Human rights and religious advocates were at least as harsh.

Reed Brody, special counsel for Human Rights Watch, told IPS, “At long last, it is time for the administration to ask itself whether the humiliation, brutalization, and torture of Muslim detainees around the world is making us safer from terrorism or is in fact fanning the flames of resentment and making it easier for the jihadists to find recruits for their evil cause.”

Bill Goodman, legal director of the Center for Constitutional Rights, accused the Bush administration of “systematically and deliberately” denying Guantánamo detainees “their most basic rights through a policy of choking off all contact, communication, information, and hope. For this administration to now claim that these suicides were acts of war by men who have no regard for human life is powerful evidence that the Bush administration itself has no conception of the desperation they have caused.”

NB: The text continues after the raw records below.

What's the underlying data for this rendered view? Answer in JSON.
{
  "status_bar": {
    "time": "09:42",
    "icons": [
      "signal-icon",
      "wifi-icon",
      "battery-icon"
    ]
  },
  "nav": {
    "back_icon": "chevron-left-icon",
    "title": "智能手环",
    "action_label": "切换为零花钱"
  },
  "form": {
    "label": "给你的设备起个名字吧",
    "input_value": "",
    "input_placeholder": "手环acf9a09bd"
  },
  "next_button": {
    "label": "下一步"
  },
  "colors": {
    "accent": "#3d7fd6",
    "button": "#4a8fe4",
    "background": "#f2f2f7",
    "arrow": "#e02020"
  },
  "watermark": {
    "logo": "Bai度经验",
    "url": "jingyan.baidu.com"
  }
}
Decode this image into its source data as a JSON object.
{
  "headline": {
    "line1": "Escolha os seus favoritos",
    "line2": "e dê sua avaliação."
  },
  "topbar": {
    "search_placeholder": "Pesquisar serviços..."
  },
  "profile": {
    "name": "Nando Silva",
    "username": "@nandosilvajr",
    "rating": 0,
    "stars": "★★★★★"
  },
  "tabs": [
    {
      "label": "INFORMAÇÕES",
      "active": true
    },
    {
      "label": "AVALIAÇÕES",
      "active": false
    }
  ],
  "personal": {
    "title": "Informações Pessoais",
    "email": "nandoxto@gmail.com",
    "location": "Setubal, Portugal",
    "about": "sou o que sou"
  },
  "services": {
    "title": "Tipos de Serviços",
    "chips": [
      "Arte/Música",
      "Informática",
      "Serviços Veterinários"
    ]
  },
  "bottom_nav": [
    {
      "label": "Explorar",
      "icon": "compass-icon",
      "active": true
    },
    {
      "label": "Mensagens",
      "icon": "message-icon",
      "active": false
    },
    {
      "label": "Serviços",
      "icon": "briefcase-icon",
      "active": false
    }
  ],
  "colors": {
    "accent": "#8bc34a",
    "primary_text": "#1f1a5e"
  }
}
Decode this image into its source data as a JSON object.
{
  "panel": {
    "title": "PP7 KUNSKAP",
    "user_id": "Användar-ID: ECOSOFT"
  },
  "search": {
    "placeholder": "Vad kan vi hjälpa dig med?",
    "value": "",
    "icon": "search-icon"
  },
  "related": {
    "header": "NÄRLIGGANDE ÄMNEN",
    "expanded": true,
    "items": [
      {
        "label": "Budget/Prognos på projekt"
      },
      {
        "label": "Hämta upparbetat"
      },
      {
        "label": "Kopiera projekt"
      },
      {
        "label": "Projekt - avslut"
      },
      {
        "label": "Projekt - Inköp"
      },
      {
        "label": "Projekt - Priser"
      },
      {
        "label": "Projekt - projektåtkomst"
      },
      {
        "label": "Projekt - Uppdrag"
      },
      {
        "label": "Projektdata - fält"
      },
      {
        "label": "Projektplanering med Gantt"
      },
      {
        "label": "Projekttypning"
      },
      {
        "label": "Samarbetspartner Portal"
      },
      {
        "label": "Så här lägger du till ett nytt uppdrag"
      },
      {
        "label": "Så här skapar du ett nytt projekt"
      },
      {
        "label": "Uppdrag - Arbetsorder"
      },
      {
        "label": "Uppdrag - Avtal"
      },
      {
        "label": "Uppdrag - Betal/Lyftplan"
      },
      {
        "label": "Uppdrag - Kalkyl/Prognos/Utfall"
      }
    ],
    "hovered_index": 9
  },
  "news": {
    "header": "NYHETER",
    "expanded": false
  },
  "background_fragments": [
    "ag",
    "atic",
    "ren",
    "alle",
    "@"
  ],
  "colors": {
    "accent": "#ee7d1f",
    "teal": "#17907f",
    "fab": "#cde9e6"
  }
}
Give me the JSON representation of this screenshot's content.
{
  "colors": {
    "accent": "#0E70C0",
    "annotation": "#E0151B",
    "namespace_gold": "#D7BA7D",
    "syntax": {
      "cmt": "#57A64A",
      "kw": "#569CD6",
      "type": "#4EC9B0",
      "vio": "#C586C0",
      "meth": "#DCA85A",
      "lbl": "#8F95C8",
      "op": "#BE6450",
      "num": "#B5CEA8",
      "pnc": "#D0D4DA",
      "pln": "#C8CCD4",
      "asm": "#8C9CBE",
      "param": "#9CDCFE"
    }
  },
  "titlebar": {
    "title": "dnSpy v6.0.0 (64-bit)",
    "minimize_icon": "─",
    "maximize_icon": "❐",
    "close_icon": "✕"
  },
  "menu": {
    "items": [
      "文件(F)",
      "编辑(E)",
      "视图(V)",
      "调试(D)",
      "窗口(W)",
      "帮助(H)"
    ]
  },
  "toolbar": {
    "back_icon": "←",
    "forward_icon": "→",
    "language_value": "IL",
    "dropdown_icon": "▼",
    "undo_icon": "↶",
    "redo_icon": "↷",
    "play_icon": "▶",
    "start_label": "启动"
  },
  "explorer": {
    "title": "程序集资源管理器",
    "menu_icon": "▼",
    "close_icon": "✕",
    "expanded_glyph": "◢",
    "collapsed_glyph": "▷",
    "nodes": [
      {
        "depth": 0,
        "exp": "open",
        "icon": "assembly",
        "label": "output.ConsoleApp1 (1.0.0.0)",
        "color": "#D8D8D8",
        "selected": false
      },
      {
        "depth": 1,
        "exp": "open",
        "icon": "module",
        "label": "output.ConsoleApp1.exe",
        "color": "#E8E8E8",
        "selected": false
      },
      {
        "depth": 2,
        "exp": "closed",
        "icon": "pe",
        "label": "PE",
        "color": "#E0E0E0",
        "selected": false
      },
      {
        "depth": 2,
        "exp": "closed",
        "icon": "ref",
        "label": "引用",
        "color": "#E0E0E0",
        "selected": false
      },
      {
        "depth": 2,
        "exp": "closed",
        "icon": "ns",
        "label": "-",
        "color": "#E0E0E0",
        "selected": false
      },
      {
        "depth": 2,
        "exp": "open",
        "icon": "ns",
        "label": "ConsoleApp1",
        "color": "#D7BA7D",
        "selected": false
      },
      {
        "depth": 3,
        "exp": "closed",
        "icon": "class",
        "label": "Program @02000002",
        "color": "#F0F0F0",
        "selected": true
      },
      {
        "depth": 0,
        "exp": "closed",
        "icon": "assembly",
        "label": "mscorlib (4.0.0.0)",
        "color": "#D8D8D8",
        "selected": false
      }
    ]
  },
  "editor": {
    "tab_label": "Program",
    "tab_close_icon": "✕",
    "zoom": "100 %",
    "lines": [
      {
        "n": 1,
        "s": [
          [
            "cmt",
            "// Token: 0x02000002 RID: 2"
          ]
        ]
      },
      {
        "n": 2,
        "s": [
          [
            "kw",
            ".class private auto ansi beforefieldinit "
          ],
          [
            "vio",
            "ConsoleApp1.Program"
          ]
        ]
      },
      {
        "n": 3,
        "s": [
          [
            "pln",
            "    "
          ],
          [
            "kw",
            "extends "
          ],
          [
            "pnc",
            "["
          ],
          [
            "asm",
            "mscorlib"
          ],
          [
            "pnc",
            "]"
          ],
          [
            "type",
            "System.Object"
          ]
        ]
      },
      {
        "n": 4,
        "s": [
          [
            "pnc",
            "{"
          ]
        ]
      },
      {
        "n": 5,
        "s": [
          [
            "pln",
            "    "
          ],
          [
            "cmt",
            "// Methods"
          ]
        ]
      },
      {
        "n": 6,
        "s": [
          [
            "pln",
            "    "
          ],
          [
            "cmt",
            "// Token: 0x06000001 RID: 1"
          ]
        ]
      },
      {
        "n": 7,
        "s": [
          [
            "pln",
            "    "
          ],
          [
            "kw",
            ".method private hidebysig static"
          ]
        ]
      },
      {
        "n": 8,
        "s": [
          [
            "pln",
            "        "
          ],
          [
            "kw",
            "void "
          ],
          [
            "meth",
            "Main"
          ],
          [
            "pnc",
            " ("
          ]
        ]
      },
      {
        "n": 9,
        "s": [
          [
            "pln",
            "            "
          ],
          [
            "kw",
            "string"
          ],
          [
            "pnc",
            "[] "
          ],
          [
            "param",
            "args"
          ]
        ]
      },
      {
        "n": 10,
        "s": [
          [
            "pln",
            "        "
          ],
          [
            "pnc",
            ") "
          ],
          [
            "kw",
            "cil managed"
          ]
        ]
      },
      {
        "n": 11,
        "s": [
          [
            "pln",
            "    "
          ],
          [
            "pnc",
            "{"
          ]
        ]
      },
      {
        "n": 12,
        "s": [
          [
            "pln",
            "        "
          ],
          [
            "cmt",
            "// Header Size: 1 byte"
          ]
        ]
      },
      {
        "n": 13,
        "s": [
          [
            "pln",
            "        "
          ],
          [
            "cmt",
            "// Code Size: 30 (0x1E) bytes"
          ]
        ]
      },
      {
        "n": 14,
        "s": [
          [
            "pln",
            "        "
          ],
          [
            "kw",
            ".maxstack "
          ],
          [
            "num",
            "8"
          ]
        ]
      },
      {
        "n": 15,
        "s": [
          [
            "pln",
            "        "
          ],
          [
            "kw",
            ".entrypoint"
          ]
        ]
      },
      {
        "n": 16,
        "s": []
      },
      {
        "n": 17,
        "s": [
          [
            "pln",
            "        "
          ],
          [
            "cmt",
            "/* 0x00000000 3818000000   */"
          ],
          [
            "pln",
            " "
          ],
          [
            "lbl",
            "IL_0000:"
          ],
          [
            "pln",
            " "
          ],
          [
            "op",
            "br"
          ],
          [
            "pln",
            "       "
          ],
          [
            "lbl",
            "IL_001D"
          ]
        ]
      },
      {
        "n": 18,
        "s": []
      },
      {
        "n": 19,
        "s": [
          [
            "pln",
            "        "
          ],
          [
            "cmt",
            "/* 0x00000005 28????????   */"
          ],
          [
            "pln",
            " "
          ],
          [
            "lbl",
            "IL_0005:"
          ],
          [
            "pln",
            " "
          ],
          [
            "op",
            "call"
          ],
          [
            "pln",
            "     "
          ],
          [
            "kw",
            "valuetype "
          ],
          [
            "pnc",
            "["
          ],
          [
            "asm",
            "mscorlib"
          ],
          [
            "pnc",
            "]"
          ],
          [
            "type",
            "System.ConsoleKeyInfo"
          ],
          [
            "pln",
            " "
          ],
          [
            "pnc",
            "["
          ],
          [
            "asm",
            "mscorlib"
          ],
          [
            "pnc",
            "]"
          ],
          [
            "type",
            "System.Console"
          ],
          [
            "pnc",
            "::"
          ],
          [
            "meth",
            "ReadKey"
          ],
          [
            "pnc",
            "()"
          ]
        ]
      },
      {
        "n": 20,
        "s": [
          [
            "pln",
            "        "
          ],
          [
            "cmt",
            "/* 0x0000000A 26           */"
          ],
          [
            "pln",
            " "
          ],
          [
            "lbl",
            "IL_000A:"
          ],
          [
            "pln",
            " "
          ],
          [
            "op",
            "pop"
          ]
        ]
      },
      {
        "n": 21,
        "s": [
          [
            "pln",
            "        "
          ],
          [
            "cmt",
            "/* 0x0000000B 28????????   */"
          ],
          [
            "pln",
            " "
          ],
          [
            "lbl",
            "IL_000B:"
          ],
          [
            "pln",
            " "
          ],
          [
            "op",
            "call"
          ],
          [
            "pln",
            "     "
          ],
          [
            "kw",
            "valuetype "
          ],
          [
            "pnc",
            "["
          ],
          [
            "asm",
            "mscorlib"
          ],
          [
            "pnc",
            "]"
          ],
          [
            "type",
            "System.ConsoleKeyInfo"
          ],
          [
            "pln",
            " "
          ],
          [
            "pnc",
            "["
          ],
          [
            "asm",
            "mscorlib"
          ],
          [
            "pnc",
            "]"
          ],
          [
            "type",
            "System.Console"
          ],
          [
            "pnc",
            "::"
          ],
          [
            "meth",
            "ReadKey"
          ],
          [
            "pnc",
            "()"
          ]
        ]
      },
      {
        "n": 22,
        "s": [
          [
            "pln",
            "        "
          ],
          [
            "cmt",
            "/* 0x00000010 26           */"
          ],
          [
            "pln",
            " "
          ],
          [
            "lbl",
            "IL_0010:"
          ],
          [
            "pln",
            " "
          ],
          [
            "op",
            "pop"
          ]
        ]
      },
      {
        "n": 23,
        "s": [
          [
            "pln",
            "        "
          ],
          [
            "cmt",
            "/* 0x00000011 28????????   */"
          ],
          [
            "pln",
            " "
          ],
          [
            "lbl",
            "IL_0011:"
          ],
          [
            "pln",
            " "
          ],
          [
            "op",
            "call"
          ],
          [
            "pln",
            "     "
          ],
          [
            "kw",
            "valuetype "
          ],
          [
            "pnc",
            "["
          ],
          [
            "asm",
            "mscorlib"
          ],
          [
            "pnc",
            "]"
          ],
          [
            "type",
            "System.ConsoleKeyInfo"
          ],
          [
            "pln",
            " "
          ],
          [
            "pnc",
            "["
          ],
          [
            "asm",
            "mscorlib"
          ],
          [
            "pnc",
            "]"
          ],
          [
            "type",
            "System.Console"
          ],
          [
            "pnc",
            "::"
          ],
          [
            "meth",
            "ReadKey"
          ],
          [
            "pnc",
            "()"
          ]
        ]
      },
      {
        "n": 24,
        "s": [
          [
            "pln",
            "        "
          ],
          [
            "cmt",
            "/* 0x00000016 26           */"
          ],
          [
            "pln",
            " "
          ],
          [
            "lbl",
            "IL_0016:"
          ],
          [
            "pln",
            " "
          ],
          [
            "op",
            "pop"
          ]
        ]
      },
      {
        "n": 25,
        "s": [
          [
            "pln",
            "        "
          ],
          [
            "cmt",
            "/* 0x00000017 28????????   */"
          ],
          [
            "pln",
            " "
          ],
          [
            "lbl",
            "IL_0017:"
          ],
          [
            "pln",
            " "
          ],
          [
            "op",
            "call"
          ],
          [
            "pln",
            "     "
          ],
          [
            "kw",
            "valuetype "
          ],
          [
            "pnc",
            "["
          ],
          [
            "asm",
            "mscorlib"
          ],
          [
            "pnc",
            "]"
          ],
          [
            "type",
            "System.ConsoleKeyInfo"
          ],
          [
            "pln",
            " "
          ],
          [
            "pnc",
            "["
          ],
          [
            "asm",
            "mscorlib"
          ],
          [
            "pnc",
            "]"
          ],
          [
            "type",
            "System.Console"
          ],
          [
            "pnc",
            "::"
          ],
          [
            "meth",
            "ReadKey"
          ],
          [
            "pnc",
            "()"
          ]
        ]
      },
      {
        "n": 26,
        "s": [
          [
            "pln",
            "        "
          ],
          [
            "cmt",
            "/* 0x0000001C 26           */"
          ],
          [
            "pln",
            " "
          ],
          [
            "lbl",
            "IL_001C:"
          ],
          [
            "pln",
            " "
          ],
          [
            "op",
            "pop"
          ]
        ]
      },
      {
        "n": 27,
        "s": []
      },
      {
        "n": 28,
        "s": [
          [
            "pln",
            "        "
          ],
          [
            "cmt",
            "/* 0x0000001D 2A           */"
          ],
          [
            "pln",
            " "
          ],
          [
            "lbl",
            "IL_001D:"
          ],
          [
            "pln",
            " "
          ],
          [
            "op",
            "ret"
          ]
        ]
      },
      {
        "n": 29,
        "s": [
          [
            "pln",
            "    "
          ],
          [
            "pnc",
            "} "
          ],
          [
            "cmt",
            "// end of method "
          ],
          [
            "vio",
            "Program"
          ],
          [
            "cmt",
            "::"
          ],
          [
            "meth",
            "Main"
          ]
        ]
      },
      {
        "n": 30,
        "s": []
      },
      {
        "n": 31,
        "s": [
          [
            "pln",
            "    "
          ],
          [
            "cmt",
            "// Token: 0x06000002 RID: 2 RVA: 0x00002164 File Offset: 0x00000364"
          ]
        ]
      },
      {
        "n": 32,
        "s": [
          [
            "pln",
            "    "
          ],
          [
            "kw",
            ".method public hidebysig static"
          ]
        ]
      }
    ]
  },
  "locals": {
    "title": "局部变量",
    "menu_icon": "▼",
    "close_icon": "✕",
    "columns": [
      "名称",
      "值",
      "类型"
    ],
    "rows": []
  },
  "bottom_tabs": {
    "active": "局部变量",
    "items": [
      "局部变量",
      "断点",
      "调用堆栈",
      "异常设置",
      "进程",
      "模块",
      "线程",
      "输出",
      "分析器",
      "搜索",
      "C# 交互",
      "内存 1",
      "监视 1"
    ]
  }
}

Goodman added, “This government has consistently fought to keep these men from lawyers, doctors, and others who were willing to help them. Now in attempting to deny the truth this administration will not only cause more pain and misery amongst the detainees at Guantánamo, it will ultimately undermine fundamental democratic institutions of the United States.”

President Bush said Sunday that he would like to see Guantánamo closed and its detainees tried in the U.S. But Guantánamo inmates have filed numerous appeals to U.S. courts – one case has reached the Supreme Court – but the government thwarted most of these appeals by claims of national security. Any new appeals will fall under a new law that deprives the inmates of the centuries-old right of habeas corpus to challenge their imprisonment. Government lawyers have sought to dismiss pending appeals by applying the new law retroactively.

Guantánamo Bay is a U.S. military facility leased from the Cuban government. Washington began sending prisoners there in 2002, believing they would be out of reach of U.S. courts. But the Supreme Court ruled that the prison was within the reach of the U.S. justice system since the U.S. had effective control over the territory.

Most, though not all, Guantánamo prisoners were picked up in Afghanistan during the U.S. war against the Taliban. While Defense Secretary Donald Rumsfeld characterized the detainees as “the worst of the worst,” some of the prisoners are known to have been “sold” by Afghan warlords for fees to U.S. forces in Afghanistan, and others appear simply to have been in the wrong place at the wrong time.

Recently, the Pentagon has begun a program to release about a third of the approximately 460 prisoners. Some have been freed without condition. Others have been returned to their home countries for further detention by authorities there.

Author: William Fisher

William Fisher writes for Inter Press Service.